Plus à l’Est, au Rwanda, Jeannette Maniraho, a rejoint le programme One Acre Fund et bénéficié d’un prêt sous forme d’engrais. Des engrais qui étaient jusqu’à aujourd’hui difficiles d’accès, le magasin se situant à cinq heures de marche. Les engrais ont été livrés à temps et dès la première année, elle a amélioré sa récolte de riz jusqu’à dégager un surplus après avoir nourri sa famille. Au Burundi et au Rwanda, One Acre Fund a délivré des semences et engrais à plus de 100 000 agriculteurs.
Enfin, depuis la création de son entreprise en 1996, South Sea Orchids, Aileen Burness s’est attachée à soutenir les femmes des villages aux Fijdi pour qu’elles vivent de l’horticulture. Quelque 270 femmes ont ainsi été épaulées pour devenir floricultrices et accéder au financement pour démarrer leur activité. Aujourd’hui, Aileen Burness a pris son bâton de pèlerin pour former les femmes des autres îles du Pacifique.
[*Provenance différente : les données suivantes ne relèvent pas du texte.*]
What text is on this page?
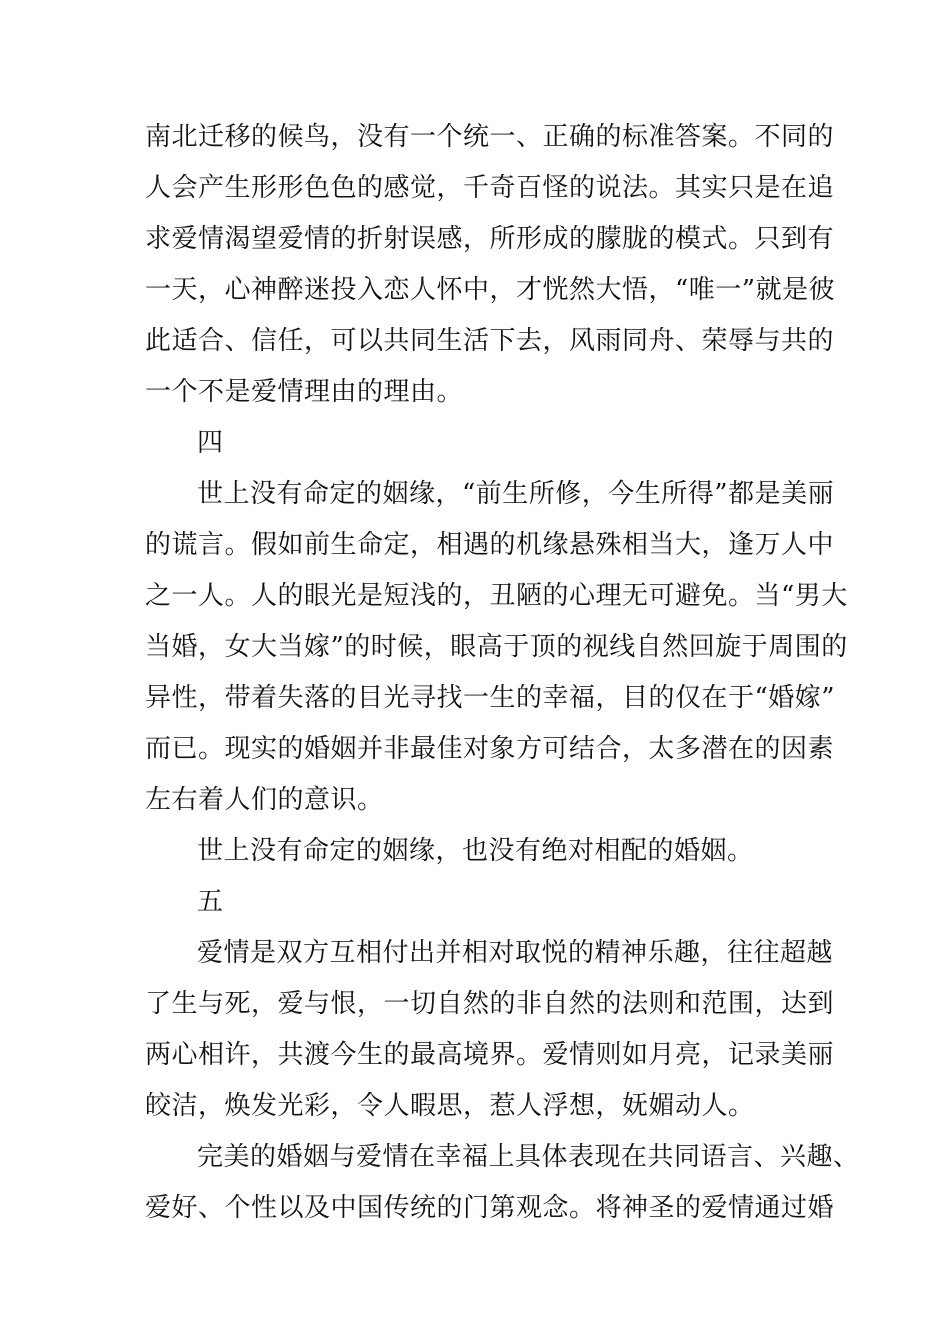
南北迁移的候鸟，没有一个统一、正确的标准答案。不同的
人会产生形形色色的感觉，千奇百怪的说法。其实只是在追
求爱情渴望爱情的折射误感，所形成的朦胧的模式。只到有
一天，心神醉迷投入恋人怀中，才恍然大悟，“唯一”就是彼
此适合、信任，可以共同生活下去，风雨同舟、荣辱与共的
一个不是爱情理由的理由。
四
世上没有命定的姻缘，“前生所修，今生所得”都是美丽
的谎言。假如前生命定，相遇的机缘悬殊相当大，逢万人中
之一人。人的眼光是短浅的，丑陋的心理无可避免。当“男大
当婚，女大当嫁”的时候，眼高于顶的视线自然回旋于周围的
异性，带着失落的目光寻找一生的幸福，目的仅在于“婚嫁”
而已。现实的婚姻并非最佳对象方可结合，太多潜在的因素
左右着人们的意识。
世上没有命定的姻缘，也没有绝对相配的婚姻。
五
爱情是双方互相付出并相对取悦的精神乐趣，往往超越
了生与死，爱与恨，一切自然的非自然的法则和范围，达到
两心相许，共渡今生的最高境界。爱情则如月亮，记录美丽
皎洁，焕发光彩，令人暇思，惹人浮想，妩媚动人。
完美的婚姻与爱情在幸福上具体表现在共同语言、兴趣、
爱好、个性以及中国传统的门第观念。将神圣的爱情通过婚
Ces quelques exemples sont autant de façons de montrer comment les femmes parviennent à accéder aux ressources productives, comment elles peuvent exprimer leurs besoins et se faire entendre et comment, en fin de compte, on peut parvenir à une plus grande égalité entre hommes et femmes. Réduire les inégalités entre les deux sexes est un défi qui se pose dans la plupart des sociétés, développées ou non, et sur de nombreux plans : le travail, les salaires, la représentation démocratique, l’éducation, etc. Dans l’agriculture, la question est d’autant plus pertinente qu’elle a été jusqu’à récemment occultée, que les femmes y ont un rôle important et que les inégalités dans l’accès aux ressources, aux marchés et aux services y sont criantes.
Un rôle souvent invisible
En moyenne, en 2010, 42 % de la population active féminine travaillait dans l’agriculture au niveau mondial et près de 53 % dans les régions en développement. Mais il existe de fortes disparités entre les régions (9,2 % en Afrique australe, 70 % en Afrique centrale, 80 % en Afrique de l’Est, 7,3 % en Amérique latine, 67 % en Océanie) mais aussi entre les pays (50 % au Ghana et 93 % au Burkina Faso ; 80 % aux Iles Salomon et 24 % aux Fidji). En outre, cette part des femmes dans la main d’œuvre agricole augmente dans certains pays en raison des conflits, du VIH/SIDA ou encore des migrations.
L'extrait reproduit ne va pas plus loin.